Depois de ontem, as férias acabaram. Podemos fazer as malas já que
qualquer outra experiência que venhamos a tentar por estes dias, será sempre
comparada com a Floresta de chocolate. Quem não gosta de chocolate,
chantilly ou ginja bem pode duvidar de toda a vida passada, da terra ser
redonda ou da existência de Deus: esta bomba de Hiroshima rebenta com qualquer
crença, preconceito ou mania.
Há um antes e um depois de ontem à noite nesta semana algarvia. Para
quebrar tal certeza, resta-me (resta-nos, pois sei que a Sofia me acompanha
nesta escalada à doçaria portuguesa) regressar e assim diluir aquele dia
fatídico por outros, mais um pelo menos, e voltar onde fomos felizes para
repetir a dose, quiçá iniciar uma tradição, espancar a dieta cedendo à tentação
ou aumentando a distância da corrida matinal, mas por favor, nada de bom senso
e de o açúcar em excesso faz mal. O mesmo já se disse do sexo e séculos
depois, ainda está por provar onde é que está o mal.

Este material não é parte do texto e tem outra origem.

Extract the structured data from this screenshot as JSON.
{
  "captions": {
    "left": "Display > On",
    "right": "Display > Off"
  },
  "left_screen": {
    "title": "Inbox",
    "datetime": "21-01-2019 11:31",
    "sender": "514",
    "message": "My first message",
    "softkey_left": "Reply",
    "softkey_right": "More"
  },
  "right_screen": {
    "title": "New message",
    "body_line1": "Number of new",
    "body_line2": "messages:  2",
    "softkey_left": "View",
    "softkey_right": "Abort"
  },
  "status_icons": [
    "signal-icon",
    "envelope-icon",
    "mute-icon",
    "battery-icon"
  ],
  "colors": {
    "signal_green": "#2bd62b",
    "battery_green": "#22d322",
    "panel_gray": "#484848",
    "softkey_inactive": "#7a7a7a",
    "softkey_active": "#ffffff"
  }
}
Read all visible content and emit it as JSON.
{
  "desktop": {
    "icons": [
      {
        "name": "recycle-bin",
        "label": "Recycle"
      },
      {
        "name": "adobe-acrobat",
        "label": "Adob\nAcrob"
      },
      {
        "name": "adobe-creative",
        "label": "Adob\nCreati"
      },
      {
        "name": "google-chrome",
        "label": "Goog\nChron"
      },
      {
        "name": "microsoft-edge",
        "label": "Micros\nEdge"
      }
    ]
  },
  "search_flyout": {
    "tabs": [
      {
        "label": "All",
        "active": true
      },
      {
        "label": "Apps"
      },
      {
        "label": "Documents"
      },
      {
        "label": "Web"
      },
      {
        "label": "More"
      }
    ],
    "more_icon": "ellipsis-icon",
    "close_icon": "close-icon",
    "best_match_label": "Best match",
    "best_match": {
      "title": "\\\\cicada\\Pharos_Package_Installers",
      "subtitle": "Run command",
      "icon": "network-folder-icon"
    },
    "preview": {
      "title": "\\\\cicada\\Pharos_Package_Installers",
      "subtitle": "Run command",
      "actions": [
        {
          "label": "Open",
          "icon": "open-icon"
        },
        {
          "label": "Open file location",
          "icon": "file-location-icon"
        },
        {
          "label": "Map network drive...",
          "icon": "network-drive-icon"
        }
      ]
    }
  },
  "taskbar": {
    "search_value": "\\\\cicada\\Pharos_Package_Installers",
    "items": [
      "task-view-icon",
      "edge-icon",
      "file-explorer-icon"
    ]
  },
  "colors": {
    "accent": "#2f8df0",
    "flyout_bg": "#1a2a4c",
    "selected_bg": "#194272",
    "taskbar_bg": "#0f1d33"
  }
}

Aquela Floresta é um caminho para a perdição, e eu quero
perder-me, como no amor ou no prazer. É de chorar e esporrar por mais. Para
além de qualquer dúvida razoável.
PS:
Não fosse o pacóvio do bar da Manuel Lourenço querer fechar mais cedo e a Floresta
não passaria a texto nem entraria no roteiro do meu paladar. Talvez passe por
lá para lhe agradecer, mas sem lá deixar um cêntimo da fortuna que o gajo pede
por um gelado. Agora que vi onde está a galinha dos ovos de ouro…
Guia, 4 de Maio de 2023
PS2:
Voltámos lá ontem, dia 5, agora com o meu pai e com a Teresa. Tinha que ser.